В христианстве действует принцип «ненавидеть грех, но возлюбить грешника». Такое правило легче провозгласить, чем исполнить. Если бы христиане могли всецело следовать в этом примеру Иисуса, мы бы гораздо лучше осуществляли призвание носителей благодати. Даже Клайв Льюис признается, что долгое время не мог уловить тончайшее различие между ненавистью к греху и ненавистью к самому грешнику. Как можно ненавидеть то, что человек делает, и любить этого человека?
Спустя годы меня осенило, что по отношению к одному человеку я именно так и поступаю — по отношению к самому себе. Как бы ни были мне противны мои трусость, тщеславие, алчность, я все равно люблю себя. Тут проблем не возникало. На самом деле, я потому и ненавидел свои грехи, что любил самого себя. Я любил себя, и меня огорчало, что я способен на грех.
«Христианин должен бескомпромиссно возненавидеть грехи», — говорит Льюис. Однако мы должны ненавидеть грехи в других так же, как в себе: горевать о том, что человек способен на такое, и уповать, что когда–нибудь, каким–то образом этот человек исцелится.
В документальном фильме Билла Мойерса о гимне «О благодать» есть эпизод, снятый на стадионе Уэмбли в Лондоне. Музыкальные ансамбли, рок–группы собрались отпраздновать великие перемены в Южной Африке. В завершение концерта организаторы попросили выступить оперную певицу Джесси Норман.
Мы видим толпу, бушующую на стадионе, и интервью Джесси Норман за кулисами. Двенадцать часов подряд «Ганз–н–розес» и прочие подобные им группы зажигали зрителей, и без того подзарядившихся пивом и травкой. Рок–музыкантов вызывали на бис, и они не отказывались. Тем временем Джесси Норман сидит в гримерной и обсуждает с Моерсом «О благодать».
Гимн был написан Джоном Ньютоном, жестоким и грубым работорговцем. Впервые он возопил к Господу, когда во время бури чуть не потерпел кораблекрушение. Он постепенно прозревал, и даже после обращения продолжал свое ремесло. О «святом имени Иисуса» он писал на африканском берегу, дожидаясь «живого товара». Позже он отказался от позорной профессии, стал священником и вместе с Уильямом Уилберфорсом участвовал в борьбе против рабства. Джон Ньютон всегда помнил, из какой бездны извлек его Господь. Он не сводил глаз с источника благодати. Когда он писал слова «спасающее жалкого червя», он действительно говорил о себе.
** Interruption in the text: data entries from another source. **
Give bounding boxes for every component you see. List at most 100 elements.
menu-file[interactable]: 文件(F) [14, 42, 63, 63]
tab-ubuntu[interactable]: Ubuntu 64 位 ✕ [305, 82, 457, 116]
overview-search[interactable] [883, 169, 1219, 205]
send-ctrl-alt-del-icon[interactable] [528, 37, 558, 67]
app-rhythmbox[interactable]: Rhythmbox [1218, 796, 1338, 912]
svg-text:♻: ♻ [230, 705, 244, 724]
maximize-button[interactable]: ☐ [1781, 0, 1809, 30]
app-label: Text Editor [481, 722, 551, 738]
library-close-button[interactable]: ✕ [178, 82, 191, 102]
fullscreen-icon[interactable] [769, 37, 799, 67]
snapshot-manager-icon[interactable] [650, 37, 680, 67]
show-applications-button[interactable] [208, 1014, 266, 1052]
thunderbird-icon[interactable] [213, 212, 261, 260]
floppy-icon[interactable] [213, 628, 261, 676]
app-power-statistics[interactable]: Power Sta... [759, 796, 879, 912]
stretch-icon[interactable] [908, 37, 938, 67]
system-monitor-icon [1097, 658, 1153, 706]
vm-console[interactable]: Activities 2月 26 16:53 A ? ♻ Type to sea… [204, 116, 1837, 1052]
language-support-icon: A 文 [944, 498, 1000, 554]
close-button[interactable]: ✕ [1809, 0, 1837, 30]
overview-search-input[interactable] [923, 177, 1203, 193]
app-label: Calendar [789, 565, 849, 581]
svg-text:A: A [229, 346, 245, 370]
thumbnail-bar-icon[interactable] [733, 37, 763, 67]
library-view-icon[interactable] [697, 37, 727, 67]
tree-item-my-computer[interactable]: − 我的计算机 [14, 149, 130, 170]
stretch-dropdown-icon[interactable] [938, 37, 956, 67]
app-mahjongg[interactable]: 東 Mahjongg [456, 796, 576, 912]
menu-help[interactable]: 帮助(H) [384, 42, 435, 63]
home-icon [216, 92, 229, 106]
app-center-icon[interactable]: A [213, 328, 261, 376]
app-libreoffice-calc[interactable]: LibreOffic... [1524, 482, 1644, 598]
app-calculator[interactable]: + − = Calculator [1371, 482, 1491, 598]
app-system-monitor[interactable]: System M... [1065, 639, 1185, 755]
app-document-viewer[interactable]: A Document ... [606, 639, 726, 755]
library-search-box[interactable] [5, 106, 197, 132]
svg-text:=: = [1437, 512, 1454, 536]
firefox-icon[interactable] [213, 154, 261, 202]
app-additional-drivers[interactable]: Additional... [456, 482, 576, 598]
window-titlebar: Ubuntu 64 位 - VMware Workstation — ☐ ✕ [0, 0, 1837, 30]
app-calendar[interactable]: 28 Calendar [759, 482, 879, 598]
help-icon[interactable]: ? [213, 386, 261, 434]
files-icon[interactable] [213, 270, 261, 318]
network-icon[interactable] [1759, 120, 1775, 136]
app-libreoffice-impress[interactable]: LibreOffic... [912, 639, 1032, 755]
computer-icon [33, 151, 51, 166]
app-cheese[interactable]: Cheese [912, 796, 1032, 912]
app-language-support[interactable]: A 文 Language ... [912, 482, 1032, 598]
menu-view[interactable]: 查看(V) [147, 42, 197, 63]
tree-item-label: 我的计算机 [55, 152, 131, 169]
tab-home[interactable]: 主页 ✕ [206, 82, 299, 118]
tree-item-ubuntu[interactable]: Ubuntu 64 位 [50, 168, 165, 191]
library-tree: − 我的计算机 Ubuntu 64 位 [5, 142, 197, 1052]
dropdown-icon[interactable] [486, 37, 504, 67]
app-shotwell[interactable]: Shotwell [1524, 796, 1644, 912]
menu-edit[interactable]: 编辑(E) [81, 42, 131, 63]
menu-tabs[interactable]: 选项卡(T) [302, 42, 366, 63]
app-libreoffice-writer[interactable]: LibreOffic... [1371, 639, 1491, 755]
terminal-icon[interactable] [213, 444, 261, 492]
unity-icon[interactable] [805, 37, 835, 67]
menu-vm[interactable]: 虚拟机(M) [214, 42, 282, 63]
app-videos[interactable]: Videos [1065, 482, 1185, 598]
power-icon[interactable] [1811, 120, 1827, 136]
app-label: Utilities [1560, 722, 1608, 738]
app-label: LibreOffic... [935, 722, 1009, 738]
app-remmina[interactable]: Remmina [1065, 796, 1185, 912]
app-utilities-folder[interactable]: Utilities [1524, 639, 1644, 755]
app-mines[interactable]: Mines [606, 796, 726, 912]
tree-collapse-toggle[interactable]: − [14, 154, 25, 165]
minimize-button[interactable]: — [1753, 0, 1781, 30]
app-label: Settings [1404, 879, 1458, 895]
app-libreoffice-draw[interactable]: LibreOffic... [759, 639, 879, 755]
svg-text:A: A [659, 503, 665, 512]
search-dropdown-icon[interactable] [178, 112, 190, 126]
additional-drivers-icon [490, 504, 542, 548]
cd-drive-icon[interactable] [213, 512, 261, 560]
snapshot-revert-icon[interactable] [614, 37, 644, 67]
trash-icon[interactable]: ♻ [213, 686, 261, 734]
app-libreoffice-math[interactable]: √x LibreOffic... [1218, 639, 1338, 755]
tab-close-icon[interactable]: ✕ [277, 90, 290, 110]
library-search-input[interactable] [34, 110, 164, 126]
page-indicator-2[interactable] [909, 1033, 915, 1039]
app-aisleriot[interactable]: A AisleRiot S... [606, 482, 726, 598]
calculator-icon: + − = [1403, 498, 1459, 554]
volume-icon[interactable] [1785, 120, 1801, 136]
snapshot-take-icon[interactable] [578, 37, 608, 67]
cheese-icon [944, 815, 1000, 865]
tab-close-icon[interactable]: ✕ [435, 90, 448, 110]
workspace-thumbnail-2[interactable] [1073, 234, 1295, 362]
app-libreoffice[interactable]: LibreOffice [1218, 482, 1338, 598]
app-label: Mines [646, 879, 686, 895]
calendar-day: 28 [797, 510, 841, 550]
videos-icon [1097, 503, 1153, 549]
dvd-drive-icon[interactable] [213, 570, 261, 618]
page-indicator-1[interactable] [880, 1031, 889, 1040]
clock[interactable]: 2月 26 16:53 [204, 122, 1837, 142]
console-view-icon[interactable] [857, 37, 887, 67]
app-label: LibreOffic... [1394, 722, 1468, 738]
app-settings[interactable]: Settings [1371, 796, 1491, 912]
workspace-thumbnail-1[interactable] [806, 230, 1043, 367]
В интервью Джесси Норман сказала Биллу Мойерсу, что Ньютон, вероятно, использовал старый напев рабов. Он спас эту песню, подобно тому, как сам был искуплен.
И вот наступает момент, когда Джесси Норман будет петь. В круге света Джесси — высокая и величественная чернокожая певица в волочащемся по полу национальном наряде — выходит на подмостки. Ни музыкального сопровождения, ни подпевки — одна лишь Джесси. Толпа бушует. Оперная певица мало кому здесь знакома. «Пусть вернут «Ганз–н–Розес»», — кричит кто–то, и толпа подхватывает крик. Недалеко до скандала.